The underground storey was built into the five natural volcanic bubbles which César Manrique conditioned into habitable spaces inter-connected by means of tiny hallways furrowed into the basalt coulee. A large ‘jameo’ (remains of a volcanic tube after the ceiling has collapsed) in the centre houses a generously landscaped recreational area (swimming pool, small ballroom, oven, barbeque…). The space immediately before the exit was the painter’s studio, which was enlarged when the building was remodelled to house the foundation. It is presently used as an exhibit hall for César Manrique’s paintings or the temporary exhibitions organised by FCM.

Artistically speaking, the two key characteristics of Taro de Tahíche are the harmonious symbiosis between a modern approach to architectural space and traditional island architecture, and the permanent and mutually respectful dialogue between building and nature.

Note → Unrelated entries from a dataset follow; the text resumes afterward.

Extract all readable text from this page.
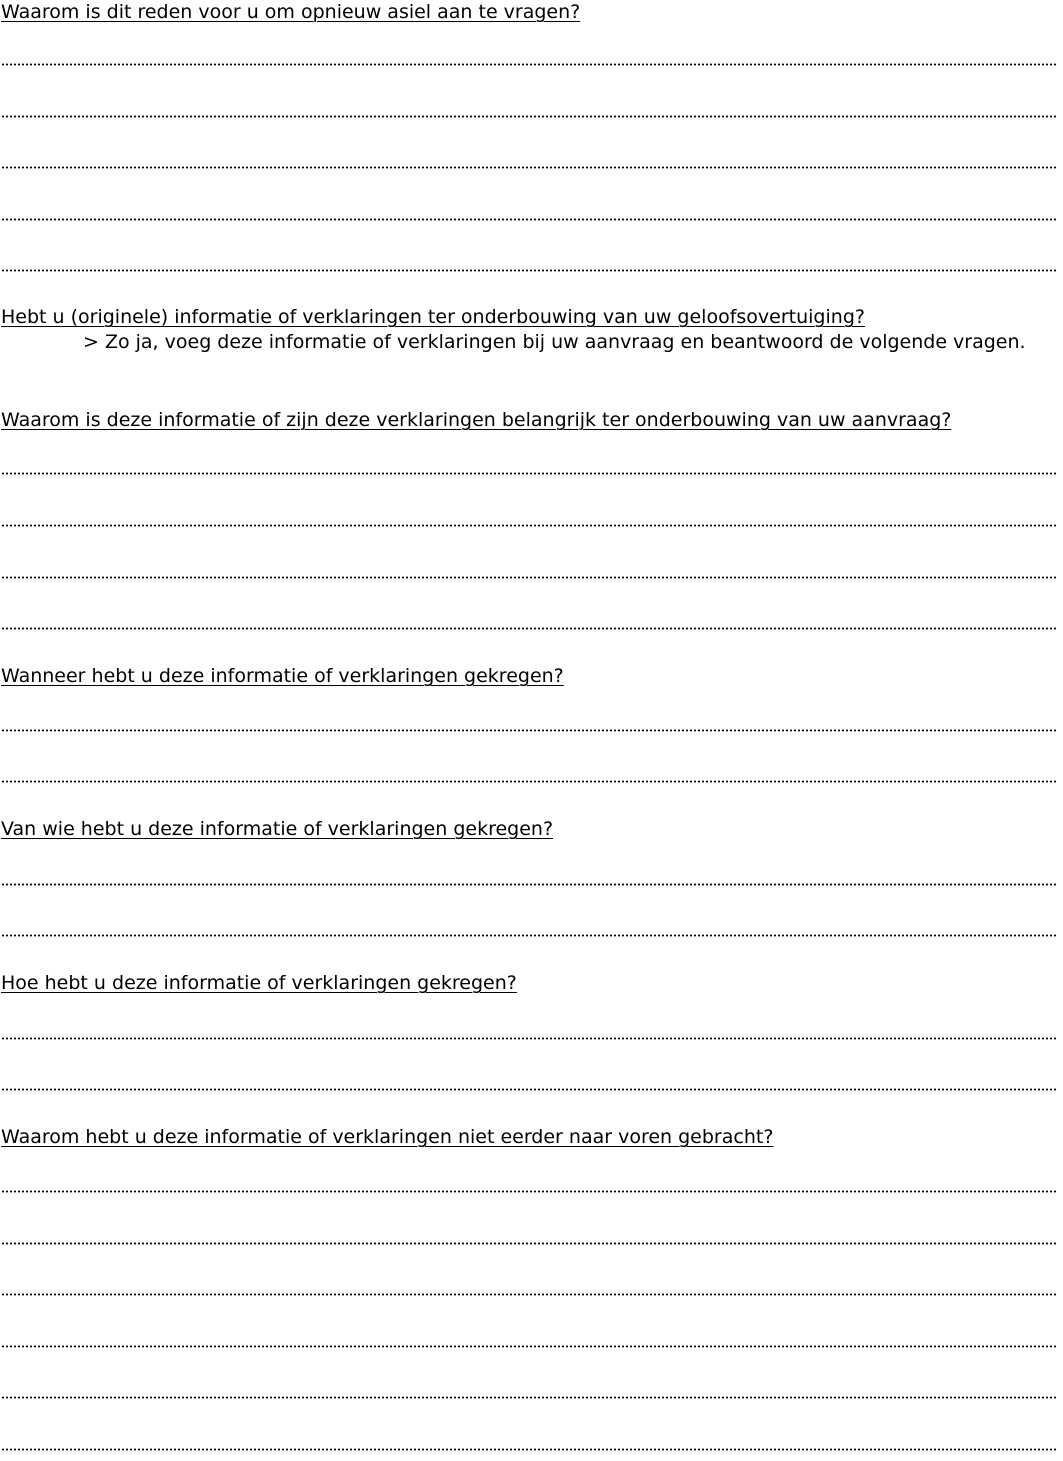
Waarom is dit reden voor u om opnieuw asiel aan te vragen?

Hebt u (originele) informatie of verklaringen ter onderbouwing van uw geloofsovertuiging?

> Zo ja, voeg deze informatie of verklaringen bij uw aanvraag en beantwoord de volgende vragen.

Waarom is deze informatie of zijn deze verklaringen belangrijk ter onderbouwing van uw aanvraag?

Wanneer hebt u deze informatie of verklaringen gekregen?

Van wie hebt u deze informatie of verklaringen gekregen?

Hoe hebt u deze informatie of verklaringen gekregen?

Waarom hebt u deze informatie of verklaringen niet eerder naar voren gebracht?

For its beauty and emblematic originality, the foundation’s headquarters constitute one of its most treasured assets.

Today the building serves essentially as a museum. The transformation, supervised nearly in its entirety by César Manrique himself, was geared to recycling the building for its new use as a museum open to visitors.

The original structure was maintained. The remodel entailed ‘cleaning’ the walls and indoor areas to hang paintings and display sculptures; inter-connecting the two storeys, which since March 1992 are joined by an outdoor balcony and basalt staircase designed to facilitate museum visits; and enlarging the artist’s former studio into a chamber large enough to exhibit some of his paintings. The outdoor garden was designed and the mural painted by César Manrique in late 1991 – early 1992 and all the changes were proposed and supervised by the artist.

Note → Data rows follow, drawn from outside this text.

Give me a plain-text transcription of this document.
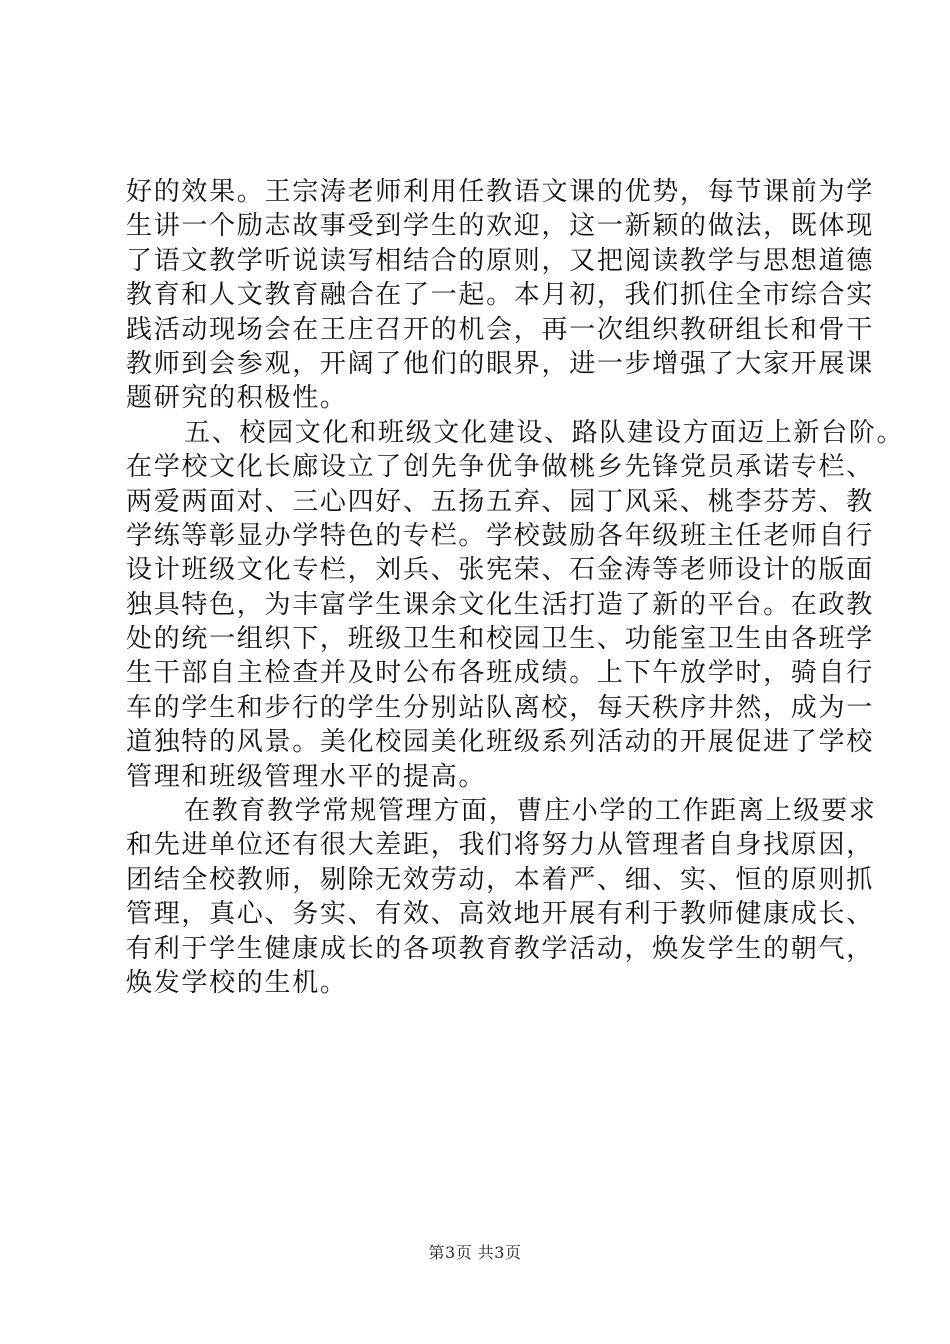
好的效果。王宗涛老师利用任教语文课的优势，每节课前为学
生讲一个励志故事受到学生的欢迎，这一新颖的做法，既体现
了语文教学听说读写相结合的原则，又把阅读教学与思想道德
教育和人文教育融合在了一起。本月初，我们抓住全市综合实
践活动现场会在王庄召开的机会，再一次组织教研组长和骨干
教师到会参观，开阔了他们的眼界，进一步增强了大家开展课
题研究的积极性。
五、校园文化和班级文化建设、路队建设方面迈上新台阶。
在学校文化长廊设立了创先争优争做桃乡先锋党员承诺专栏、
两爱两面对、三心四好、五扬五弃、园丁风采、桃李芬芳、教
学练等彰显办学特色的专栏。学校鼓励各年级班主任老师自行
设计班级文化专栏，刘兵、张宪荣、石金涛等老师设计的版面
独具特色，为丰富学生课余文化生活打造了新的平台。在政教
处的统一组织下，班级卫生和校园卫生、功能室卫生由各班学
生干部自主检查并及时公布各班成绩。上下午放学时，骑自行
车的学生和步行的学生分别站队离校，每天秩序井然，成为一
道独特的风景。美化校园美化班级系列活动的开展促进了学校
管理和班级管理水平的提高。
在教育教学常规管理方面，曹庄小学的工作距离上级要求
和先进单位还有很大差距，我们将努力从管理者自身找原因，
团结全校教师，剔除无效劳动，本着严、细、实、恒的原则抓
管理，真心、务实、有效、高效地开展有利于教师健康成长、
有利于学生健康成长的各项教育教学活动，焕发学生的朝气，
焕发学校的生机。
第3页 共3页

The museum is home to the foundation’s collection of contemporary art, bequeathed by its founder. Three halls are devoted to César Manrique: public art (‘Espacios’ [space]); sketches for murals, designs, mobiles and ceramics (‘Bocetos’ [sketches]); and at the exit, an extensive selection of his pictorial oeuvre (‘Colección Manrique’ [Manrique collection]).

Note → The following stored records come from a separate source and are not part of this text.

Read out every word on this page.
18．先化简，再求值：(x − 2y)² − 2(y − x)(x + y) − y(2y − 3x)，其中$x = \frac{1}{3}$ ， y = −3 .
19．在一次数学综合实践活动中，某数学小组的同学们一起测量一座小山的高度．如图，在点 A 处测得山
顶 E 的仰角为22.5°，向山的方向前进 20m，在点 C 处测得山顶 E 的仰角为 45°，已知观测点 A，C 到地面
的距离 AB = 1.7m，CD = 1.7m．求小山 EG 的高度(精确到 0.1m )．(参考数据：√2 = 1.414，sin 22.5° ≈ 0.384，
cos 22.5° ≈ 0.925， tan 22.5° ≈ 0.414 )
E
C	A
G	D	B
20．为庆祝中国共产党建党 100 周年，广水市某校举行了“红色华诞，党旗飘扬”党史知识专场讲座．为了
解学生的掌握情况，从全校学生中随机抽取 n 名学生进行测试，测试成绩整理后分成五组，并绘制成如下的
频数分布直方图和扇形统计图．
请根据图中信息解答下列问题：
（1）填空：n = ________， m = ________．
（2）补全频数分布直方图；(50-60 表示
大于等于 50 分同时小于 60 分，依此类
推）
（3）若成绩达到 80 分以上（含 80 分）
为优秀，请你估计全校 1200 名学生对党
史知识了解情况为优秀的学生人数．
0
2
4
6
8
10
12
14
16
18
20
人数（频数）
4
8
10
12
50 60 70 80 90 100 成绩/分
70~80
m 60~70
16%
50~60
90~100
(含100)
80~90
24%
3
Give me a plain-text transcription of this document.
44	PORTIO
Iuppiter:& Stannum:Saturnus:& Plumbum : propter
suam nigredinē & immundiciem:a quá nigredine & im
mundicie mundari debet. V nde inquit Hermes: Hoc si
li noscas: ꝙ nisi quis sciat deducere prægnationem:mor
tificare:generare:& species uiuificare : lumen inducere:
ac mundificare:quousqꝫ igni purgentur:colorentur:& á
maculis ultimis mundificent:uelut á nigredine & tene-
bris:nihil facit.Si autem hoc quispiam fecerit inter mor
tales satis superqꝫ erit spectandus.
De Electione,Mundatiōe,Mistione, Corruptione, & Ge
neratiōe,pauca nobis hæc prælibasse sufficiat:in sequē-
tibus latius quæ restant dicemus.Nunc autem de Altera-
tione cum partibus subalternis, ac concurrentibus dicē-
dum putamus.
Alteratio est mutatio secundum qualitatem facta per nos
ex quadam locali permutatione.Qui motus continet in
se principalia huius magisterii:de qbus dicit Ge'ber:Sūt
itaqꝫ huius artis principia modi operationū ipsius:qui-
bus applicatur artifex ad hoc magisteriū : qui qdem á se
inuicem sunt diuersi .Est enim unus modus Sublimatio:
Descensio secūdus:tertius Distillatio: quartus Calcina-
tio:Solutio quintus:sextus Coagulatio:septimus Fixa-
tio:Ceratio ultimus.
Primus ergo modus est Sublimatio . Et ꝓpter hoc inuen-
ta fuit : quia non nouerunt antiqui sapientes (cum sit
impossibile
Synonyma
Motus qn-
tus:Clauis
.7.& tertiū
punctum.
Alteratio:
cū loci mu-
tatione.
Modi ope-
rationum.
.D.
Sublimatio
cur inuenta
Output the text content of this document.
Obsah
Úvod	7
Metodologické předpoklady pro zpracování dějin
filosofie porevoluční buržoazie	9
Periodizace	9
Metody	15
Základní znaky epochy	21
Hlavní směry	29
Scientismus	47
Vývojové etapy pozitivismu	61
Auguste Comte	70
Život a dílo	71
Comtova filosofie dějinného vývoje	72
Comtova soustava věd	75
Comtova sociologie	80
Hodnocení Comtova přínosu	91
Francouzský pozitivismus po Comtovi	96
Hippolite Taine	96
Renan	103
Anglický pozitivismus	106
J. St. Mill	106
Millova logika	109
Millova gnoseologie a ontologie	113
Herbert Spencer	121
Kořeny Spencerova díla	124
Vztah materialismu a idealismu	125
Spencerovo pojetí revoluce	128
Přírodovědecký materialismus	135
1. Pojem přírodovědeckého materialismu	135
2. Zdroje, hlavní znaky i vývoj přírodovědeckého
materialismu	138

César Manrique Museum and Home. Haría

Sited in an extraordinary palm grove, the César Manrique Museum and Home is the most valuable example of the artist’s interpretation and re-creation of the values of traditional domestic architecture on Lanzarote. Starting from the ruins of a former rural manor, in his approach he applied modern criteria while exalting traditional local construction and its harmonisation with nature.

The Museum and Home affords visitors a glimpse of the domestic environment where César Manrique spent much of his time and the studio where he painted: a personal and intimate view of the artist through the furniture, objects, paintings and domestic articles amidst which he lived in the last few years of his life. These articles, taken as a whole, are an extension of his lifestyle and creative personality.

The interiors reveal unexpected construction and decorating details, as well as the dense plant life that characterises all his homes. Visitors will delight in the house’s original atmosphere, with its mix of works of art and sundry objects. The more functional of these, such as tables or lamps designed and compiled over the years by Manrique himself, portray the artist in his most domestic and human dimension.

In the studio, half-concealed on the edge of the estate at a distance from the dwelling, visitors discover the environment in which Manrique painted, surrounded by easels, pigment, tables with drawings… kept just as he left them on the day of his death in 1992.